Bizarrer Erlass zum Turbo-Abitur

Bildungsminister Klug in Erklärungsnot

G9 nur für Labile? Das schleswig-holsteinische Bildungsministerium verschickte einen seltsamen Erlass zum neunjährigen Gymnasium: Interessierte Eltern sollten den psychischen Gesundheitszustand ihrer Kinder bescheinigen lassen. Jetzt rudert der Bildungsminister zurück.

Vor ein paar Tagen feierte Ekkehard Klug, Bildungsminister in Schleswig-Holstein, noch sein neues Schulgesetz. "Wir schaffen Freiräume im Bildungssystem", lobte sich der FDP-Mann besonders für die Option, den Gymnasien wieder das neunjährige Abitur (G9) zu ermöglichen: "Schleswig-Holstein setzt damit als erstes Bundesland den vielfach geäußerten Elternwillen um." Doch Klugs Ministerium hebelte die Charme-Offensive gleich wieder aus - mit einem fragwürdigen Erlass.

Das Papier nannte Kriterien, nach denen Schulleiter bei zu großem Elterninteresse die Schüler für den acht- oder neunjährigen Bildungsgang auswählen sollten. Wörtlich heißt es für G9-Interessenten: "Die Eltern weisen durch Vorlage eines entsprechenden ärztlichen Attestes nach, dass der physische oder psychische Gesundheitszustand des Kindes eine längere Lernzeit notwendig macht." Das sorgte bei Eltern, aber auch Lehrervertretern für Ärger: Die Kinder würden mit den Etiketten "physisch angeschlagen" oder "psychisch angeschlagen" versehen, schimpfte etwa die Gewerkschaft Erziehung und Wissenschaft (GEW).

Saboteure in Kiel?

Ekkehard Klug zog den umstrittenen Erlass am Montag wieder zurück und machte eine Panne in seinem Ministerium dafür verantwortlich. Das Papier hätte "so von mir nicht freigegeben werden dürfen", sagt der Minister und fügte hinzu: "Ich trage die politische Verantwortung." Den mehrfach geforderten Rücktritt lehnte er jedoch ab. Der Kieler FDP-Fraktionschef Wolfgang Kubicki hatte zuvor gepoltert, die Mitarbeiter der "sozialdemokratisch durchzogenen Ministerialbürokratie" hätten den Minister hintergangen, es gebe Saboteure im Ministerium.

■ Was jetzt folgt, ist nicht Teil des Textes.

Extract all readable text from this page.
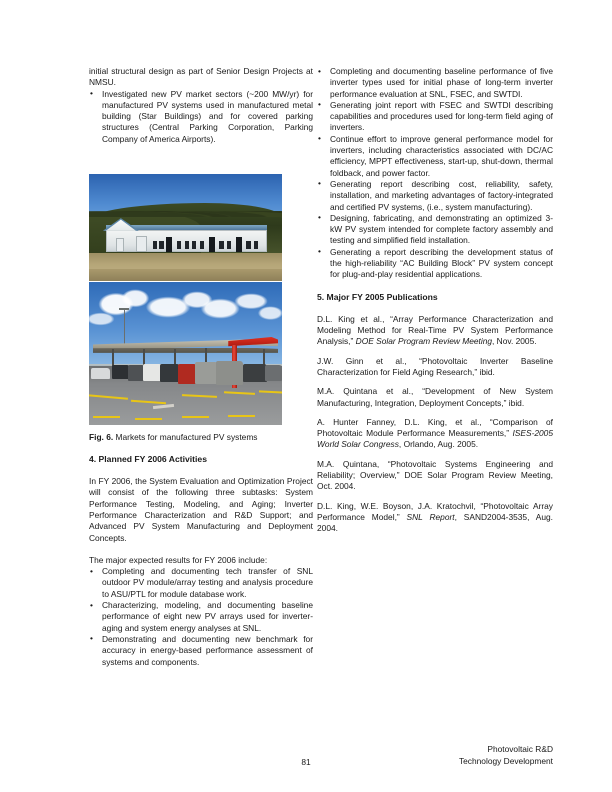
initial structural design as part of Senior Design Projects at NMSU.

• Investigated new PV market sectors (~200 MW/yr) for manufactured PV systems used in manufactured metal building (Star Buildings) and for covered parking structures (Central Parking Corporation, Parking Company of America Airports).

Fig. 6. Markets for manufactured PV systems

4. Planned FY 2006 Activities

In FY 2006, the System Evaluation and Optimization Project will consist of the following three subtasks: System Performance Testing, Modeling, and Aging; Inverter Performance Characterization and R&D Support; and Advanced PV System Manufacturing and Deployment Concepts.

The major expected results for FY 2006 include:

• Completing and documenting tech transfer of SNL outdoor PV module/array testing and analysis procedure to ASU/PTL for module database work.
• Characterizing, modeling, and documenting baseline performance of eight new PV arrays used for inverter-aging and system energy analyses at SNL.
• Demonstrating and documenting new benchmark for accuracy in energy-based performance assessment of systems and components.
• Completing and documenting baseline performance of five inverter types used for initial phase of long-term inverter performance evaluation at SNL, FSEC, and SWTDI.
• Generating joint report with FSEC and SWTDI describing capabilities and procedures used for long-term field aging of inverters.
• Continue effort to improve general performance model for inverters, including characteristics associated with DC/AC efficiency, MPPT effectiveness, start-up, shut-down, thermal foldback, and power factor.
• Generating report describing cost, reliability, safety, installation, and marketing advantages of factory-integrated and certified PV systems, (i.e., system manufacturing).
• Designing, fabricating, and demonstrating an optimized 3-kW PV system intended for complete factory assembly and testing and simplified field installation.
• Generating a report describing the development status of the high-reliability “AC Building Block” PV system concept for plug-and-play residential applications.
5. Major FY 2005 Publications

D.L. King et al., “Array Performance Characterization and Modeling Method for Real-Time PV System Performance Analysis,” DOE Solar Program Review Meeting, Nov. 2005.

J.W. Ginn et al., “Photovoltaic Inverter Baseline Characterization for Field Aging Research,” ibid.

M.A. Quintana et al., “Development of New System Manufacturing, Integration, Deployment Concepts,” ibid.

A. Hunter Fanney, D.L. King, et al., “Comparison of Photovoltaic Module Performance Measurements,” ISES-2005 World Solar Congress, Orlando, Aug. 2005.

M.A. Quintana, “Photovoltaic Systems Engineering and Reliability; Overview,” DOE Solar Program Review Meeting, Oct. 2004.

D.L. King, W.E. Boyson, J.A. Kratochvil, “Photovoltaic Array Performance Model,” SNL Report, SAND2004-3535, Aug. 2004.

Photovoltaic R&D
Technology Development
81
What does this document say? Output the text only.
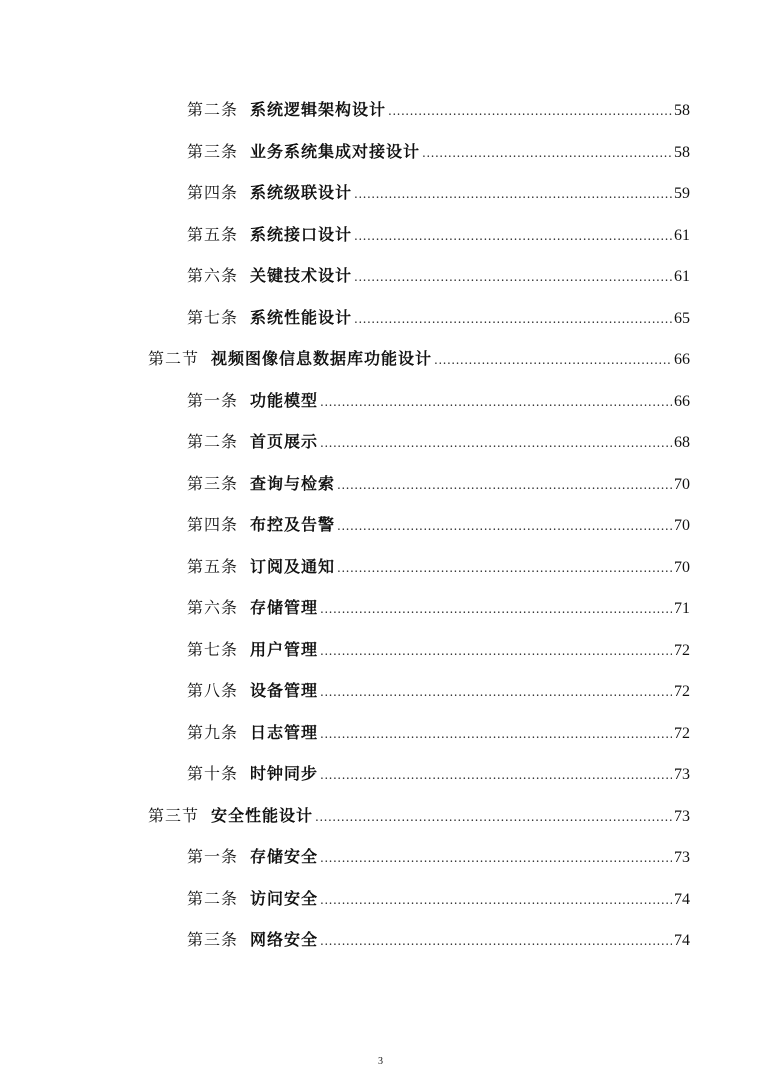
第二条 系统逻辑架构设计 .....	58
第三条 业务系统集成对接设计 .....	58
第四条 系统级联设计 .....	59
第五条 系统接口设计 .....	61
第六条 关键技术设计 .....	61
第七条 系统性能设计 .....	65
第二节 视频图像信息数据库功能设计 .....	66
第一条 功能模型 .....	66
第二条 首页展示 .....	68
第三条 查询与检索 .....	70
第四条 布控及告警 .....	70
第五条 订阅及通知 .....	70
第六条 存储管理 .....	71
第七条 用户管理 .....	72
第八条 设备管理 .....	72
第九条 日志管理 .....	72
第十条 时钟同步 .....	73
第三节 安全性能设计 .....	73
第一条 存储安全 .....	73
第二条 访问安全 .....	74
第三条 网络安全 .....	74
3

"Der Saboteur sitzt an der Spitze des Bildungsministeriums und sorgt gemeinsam mit seinen FDP-Freunden für eine verfehlte Bildungspolitik", konterte Matthias Heidn, Landesvorsitzender der GEW. Ekkehard Klug hält die Angelegenheit unterdessen für erledigt: Für ihn ist der Fehler korrigiert, indem der Entwurf zurückgezogen wurde.